Mirick Rd Chestnut Restoration, Princeton, MA

Two striking bird encounters. First, shortly up the road from the chestnut restoration project, I disturb a small coterie of birds. Off they go darting through the trees, all of them hued in blue. I'm amazed, perplexed, I can't see well in the overcast light, I think they might be bluebirds, how odd, really? bluebirds? but these are mostly white beneath and the blue is subdued, but then finally I see one a-lit on a branch close to the road and I clearly see its rusty brown breast and I conclude that they must be eastern bluebirds.

The second sighting was a hawk, a large hawk gliding low overhead and following the corridor of the road. This happened in the same place I saw (and photographed) a hawk on Sunday. I immediately assumed that it was the same hawk and that somehow this elegant creature was now my guardian raptor. I called out to it respectfully, attempting to make known my reverence for its very being. I wanted it to hear me as well as see me. Then I rode on.

Ride Stats: 23.08 miles (37k), 12.5 mph (slow today! The clothing bulk. The sand. The caution). One hour fifty minutes astride. No roadkill! 30 degrees when I left, 28 when I got back (-2 C).

Parting Glance


Sun down over Sholan

Sunday, March 2, 2014

Ride # 17: Intimations of Spring

March 2, 1:00 PM, 40 degrees

Not warm, but above freezing. 40 degrees actually. But mostly overcast. Occasionally a ray of penetrating sun.

After yesterday's hard slog, I was a little reluctant to go out today, but then I couldn't NOT ride. It was Sunday, I had all afternoon, it wasn't snowing or raining, what else was I going to do? Eat? Drink beer? Read the newspaper? All that could wait.

So I saddled up and went out for a ramble. Felt better than expected. No residual soreness or stiffness from yesterday. And because it's not so cold today, I streamline my layers so feel svelte and ready to climb.


Shad from below


Today I detected a stirring in the landscape. An impatience with winter on the part of trees, plants, animals. Mammals have emerged from their deep winter slumbers; that's reflected in the increased road kill. Today? Another opossum (three so far this winter), a skunk, and a squirrel (see photos below).

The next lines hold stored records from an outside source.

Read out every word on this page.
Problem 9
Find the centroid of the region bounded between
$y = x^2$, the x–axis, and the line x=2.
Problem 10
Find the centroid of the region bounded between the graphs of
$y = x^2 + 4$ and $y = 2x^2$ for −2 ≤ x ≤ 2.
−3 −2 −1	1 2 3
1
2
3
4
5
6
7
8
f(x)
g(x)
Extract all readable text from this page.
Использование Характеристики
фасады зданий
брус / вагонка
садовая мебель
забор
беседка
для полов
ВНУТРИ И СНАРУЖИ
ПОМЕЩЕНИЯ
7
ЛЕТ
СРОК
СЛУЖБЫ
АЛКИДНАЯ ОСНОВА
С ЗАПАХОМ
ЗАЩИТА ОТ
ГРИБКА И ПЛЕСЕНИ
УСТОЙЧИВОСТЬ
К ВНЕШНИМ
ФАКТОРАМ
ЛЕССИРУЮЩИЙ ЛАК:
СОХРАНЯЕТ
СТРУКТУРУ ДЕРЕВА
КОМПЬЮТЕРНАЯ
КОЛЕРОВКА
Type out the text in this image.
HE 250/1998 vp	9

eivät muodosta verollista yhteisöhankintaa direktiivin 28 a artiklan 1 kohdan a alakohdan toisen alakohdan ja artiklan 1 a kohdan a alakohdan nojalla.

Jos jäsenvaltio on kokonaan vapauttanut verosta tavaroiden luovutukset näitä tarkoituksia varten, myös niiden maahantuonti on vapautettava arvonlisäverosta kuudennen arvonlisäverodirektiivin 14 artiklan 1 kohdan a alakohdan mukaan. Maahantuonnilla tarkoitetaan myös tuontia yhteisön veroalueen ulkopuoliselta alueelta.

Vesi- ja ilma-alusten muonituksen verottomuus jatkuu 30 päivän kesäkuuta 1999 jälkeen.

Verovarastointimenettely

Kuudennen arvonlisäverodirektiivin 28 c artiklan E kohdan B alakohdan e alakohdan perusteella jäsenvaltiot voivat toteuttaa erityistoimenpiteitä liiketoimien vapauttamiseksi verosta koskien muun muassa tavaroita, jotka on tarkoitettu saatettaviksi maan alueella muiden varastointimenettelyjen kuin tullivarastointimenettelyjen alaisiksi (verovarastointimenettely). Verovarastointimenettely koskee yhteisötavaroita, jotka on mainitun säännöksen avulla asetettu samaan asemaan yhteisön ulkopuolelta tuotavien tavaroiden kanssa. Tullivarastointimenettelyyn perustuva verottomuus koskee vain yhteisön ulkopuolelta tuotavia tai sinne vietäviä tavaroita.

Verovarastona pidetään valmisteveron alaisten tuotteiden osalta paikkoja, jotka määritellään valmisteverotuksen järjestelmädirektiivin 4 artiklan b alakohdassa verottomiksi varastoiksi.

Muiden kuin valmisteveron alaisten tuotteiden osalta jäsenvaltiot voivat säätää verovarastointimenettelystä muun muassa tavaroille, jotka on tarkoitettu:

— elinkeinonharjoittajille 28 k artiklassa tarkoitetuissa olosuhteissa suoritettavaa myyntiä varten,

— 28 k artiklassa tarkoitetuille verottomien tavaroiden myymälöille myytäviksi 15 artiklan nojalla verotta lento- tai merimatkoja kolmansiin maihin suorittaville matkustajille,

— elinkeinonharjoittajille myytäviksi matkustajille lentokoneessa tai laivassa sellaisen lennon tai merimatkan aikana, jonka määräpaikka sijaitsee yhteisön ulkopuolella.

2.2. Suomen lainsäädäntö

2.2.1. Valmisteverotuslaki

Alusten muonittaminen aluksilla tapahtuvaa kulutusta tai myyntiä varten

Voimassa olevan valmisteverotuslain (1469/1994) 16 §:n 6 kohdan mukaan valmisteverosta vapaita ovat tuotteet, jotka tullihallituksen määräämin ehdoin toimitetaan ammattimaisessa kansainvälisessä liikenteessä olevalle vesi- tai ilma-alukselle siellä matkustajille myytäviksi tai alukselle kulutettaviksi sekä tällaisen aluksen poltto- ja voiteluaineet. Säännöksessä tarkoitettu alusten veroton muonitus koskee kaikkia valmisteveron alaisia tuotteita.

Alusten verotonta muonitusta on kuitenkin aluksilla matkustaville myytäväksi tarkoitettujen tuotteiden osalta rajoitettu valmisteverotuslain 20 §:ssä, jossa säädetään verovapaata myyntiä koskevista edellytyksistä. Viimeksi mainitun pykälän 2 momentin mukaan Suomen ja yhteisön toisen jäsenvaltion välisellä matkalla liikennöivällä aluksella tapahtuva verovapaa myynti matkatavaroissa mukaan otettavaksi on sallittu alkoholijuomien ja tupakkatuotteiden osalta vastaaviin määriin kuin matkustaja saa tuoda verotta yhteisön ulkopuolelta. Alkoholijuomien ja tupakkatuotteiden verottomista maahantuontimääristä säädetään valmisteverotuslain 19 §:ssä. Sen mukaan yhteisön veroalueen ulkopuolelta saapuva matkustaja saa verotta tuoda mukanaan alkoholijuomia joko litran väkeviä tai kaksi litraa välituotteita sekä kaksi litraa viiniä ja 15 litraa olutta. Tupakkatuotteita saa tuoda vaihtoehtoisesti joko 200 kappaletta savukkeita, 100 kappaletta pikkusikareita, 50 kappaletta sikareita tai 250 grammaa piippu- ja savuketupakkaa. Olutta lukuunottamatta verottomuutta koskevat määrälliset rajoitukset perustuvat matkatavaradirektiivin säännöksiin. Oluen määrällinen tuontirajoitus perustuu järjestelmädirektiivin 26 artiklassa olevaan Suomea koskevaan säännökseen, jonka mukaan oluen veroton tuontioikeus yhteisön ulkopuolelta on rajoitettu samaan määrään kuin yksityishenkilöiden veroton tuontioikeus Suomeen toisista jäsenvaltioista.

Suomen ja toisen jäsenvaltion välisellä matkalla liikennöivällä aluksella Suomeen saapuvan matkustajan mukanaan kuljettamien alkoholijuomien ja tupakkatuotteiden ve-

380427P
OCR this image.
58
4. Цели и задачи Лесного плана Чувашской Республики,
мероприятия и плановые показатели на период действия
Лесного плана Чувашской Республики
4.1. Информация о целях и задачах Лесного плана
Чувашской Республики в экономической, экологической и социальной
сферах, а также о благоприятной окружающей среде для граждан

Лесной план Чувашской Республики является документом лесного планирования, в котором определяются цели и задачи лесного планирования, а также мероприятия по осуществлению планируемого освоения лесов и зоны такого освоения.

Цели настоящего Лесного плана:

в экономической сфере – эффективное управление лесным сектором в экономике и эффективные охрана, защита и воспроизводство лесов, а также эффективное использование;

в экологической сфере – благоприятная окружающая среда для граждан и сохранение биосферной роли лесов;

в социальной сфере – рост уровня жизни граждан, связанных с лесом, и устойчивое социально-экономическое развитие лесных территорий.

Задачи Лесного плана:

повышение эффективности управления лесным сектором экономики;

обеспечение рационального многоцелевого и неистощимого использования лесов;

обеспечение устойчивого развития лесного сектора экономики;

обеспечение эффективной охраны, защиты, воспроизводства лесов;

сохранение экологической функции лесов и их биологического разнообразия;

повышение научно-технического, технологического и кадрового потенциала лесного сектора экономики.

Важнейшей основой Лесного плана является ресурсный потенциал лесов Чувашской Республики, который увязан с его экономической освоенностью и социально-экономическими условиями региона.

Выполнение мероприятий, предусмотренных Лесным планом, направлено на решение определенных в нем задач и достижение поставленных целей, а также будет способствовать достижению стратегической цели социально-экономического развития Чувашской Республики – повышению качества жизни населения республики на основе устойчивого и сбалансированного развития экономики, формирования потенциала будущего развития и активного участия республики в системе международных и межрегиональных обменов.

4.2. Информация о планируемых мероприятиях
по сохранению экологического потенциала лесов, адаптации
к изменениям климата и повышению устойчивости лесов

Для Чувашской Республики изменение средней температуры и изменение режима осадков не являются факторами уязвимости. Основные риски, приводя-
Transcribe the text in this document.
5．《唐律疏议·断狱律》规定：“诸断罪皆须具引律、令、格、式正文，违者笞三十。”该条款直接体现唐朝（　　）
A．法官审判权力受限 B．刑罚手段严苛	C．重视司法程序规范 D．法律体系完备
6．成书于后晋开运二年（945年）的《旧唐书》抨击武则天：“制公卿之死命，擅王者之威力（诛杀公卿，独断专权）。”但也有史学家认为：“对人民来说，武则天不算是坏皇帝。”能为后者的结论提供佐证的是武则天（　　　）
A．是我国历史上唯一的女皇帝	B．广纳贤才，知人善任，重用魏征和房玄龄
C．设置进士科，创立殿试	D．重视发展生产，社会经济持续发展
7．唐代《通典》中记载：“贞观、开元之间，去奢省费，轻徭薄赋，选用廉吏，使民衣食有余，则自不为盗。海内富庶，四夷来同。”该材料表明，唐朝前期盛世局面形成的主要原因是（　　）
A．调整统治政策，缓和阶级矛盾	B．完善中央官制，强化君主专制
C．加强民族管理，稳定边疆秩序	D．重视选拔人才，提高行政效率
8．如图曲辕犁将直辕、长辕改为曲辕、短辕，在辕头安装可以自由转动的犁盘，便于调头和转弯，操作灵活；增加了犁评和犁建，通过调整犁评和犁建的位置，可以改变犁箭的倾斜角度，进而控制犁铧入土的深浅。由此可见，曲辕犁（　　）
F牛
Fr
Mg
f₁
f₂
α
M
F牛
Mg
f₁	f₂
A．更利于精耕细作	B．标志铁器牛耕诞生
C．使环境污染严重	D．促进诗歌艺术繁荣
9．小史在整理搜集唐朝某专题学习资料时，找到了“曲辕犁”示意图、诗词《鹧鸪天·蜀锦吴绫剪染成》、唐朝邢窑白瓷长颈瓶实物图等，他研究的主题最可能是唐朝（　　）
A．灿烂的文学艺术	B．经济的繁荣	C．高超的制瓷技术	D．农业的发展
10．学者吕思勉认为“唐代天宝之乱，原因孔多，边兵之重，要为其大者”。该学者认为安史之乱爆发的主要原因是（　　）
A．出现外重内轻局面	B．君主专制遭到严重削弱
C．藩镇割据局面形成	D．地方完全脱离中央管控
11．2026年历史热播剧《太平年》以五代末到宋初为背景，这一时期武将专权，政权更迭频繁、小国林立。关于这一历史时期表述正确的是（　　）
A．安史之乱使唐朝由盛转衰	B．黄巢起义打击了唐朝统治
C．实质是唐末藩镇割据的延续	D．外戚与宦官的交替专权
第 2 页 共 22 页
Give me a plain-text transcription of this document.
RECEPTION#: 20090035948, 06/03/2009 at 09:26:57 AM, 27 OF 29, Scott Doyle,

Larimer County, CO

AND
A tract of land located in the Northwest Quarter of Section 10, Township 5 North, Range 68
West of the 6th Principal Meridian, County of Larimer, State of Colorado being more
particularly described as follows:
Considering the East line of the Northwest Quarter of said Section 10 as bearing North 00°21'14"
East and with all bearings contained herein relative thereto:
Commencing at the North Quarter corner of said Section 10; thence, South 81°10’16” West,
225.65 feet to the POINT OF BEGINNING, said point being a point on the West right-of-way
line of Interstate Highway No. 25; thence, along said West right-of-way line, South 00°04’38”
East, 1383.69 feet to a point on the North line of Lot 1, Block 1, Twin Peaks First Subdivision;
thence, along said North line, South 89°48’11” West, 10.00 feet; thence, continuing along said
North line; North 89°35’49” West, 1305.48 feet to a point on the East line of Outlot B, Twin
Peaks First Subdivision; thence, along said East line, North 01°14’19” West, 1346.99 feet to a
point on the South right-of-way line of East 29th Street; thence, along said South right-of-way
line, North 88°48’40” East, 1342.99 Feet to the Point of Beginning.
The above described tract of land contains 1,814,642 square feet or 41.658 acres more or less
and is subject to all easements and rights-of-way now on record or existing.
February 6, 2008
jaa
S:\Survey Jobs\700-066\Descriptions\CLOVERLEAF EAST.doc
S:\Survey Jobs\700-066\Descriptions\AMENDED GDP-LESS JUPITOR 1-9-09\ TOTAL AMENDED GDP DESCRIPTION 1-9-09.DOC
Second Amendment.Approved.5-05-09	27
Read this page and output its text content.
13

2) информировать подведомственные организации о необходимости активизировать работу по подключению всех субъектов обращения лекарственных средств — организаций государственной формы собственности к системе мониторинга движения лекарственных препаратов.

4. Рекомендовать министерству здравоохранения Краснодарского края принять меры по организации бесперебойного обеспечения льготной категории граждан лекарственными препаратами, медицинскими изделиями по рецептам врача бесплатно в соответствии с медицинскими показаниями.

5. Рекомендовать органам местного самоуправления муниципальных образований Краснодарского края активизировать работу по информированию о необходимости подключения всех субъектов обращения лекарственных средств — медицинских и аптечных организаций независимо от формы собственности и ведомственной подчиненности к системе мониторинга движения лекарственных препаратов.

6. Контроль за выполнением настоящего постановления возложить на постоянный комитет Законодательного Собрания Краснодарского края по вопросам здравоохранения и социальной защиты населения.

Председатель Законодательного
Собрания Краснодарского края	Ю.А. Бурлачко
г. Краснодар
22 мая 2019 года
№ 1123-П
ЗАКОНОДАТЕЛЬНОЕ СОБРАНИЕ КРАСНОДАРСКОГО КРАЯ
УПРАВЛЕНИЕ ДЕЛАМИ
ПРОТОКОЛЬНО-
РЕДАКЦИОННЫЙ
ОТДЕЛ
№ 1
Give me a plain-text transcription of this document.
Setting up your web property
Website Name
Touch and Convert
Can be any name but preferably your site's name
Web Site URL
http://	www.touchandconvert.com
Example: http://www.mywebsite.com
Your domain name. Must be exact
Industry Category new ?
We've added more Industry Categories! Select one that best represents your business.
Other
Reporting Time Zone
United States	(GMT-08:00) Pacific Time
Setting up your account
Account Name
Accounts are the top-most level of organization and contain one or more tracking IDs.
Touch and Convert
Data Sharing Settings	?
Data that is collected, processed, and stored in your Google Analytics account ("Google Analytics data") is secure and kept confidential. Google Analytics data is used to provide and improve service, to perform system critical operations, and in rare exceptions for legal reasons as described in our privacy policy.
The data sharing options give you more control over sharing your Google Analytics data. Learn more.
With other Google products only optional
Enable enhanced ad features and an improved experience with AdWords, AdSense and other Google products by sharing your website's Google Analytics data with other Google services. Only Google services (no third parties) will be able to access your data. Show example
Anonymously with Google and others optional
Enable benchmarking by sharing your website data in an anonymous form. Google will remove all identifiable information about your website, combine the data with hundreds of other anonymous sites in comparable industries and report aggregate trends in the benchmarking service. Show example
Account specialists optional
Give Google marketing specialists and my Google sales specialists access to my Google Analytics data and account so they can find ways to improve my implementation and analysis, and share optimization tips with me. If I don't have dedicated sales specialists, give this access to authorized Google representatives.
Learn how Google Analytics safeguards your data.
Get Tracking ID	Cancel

But perhaps the biggest indicator is the bird activity. I notice that they are more vocal these days, there are more varieties and in larger numbers. I continue to see flocks of robins, they gather in the soft roadside where the snow banks have melted back - are they hoping for worms? Attracted to the salt run-off? Today I also see a big flock of European starlings. Surprised, I see an eastern bluebird. Also plenty of crows, blue jays, sparrows, juncos, and raptors. A couple raptors in trees at field's edge. And the one below which flew down the road in front of me then landed in a tree.


Hawk Style

These are the gut-it-out rides, the I-should-be-riding-rides, the blue collar rides. These are the rustic, sloppy rides on roads broken, cracked, potholed, and frost-heaved. These are the workman-like training rides, the plod and pedal, the spit and hack. These are the necessary rides, the foundation rides, the conditioning rides. It's been a good weekend for that reason. Back-to-back rides, one a fairly good-sized meander. And next Sunday daylight savings time kicks in, a huge development.

Ride Stats: 23.85 miles (38k), 13 mph, 1 hour 40 minutes (more or less). Temperature above freezing the whole ride.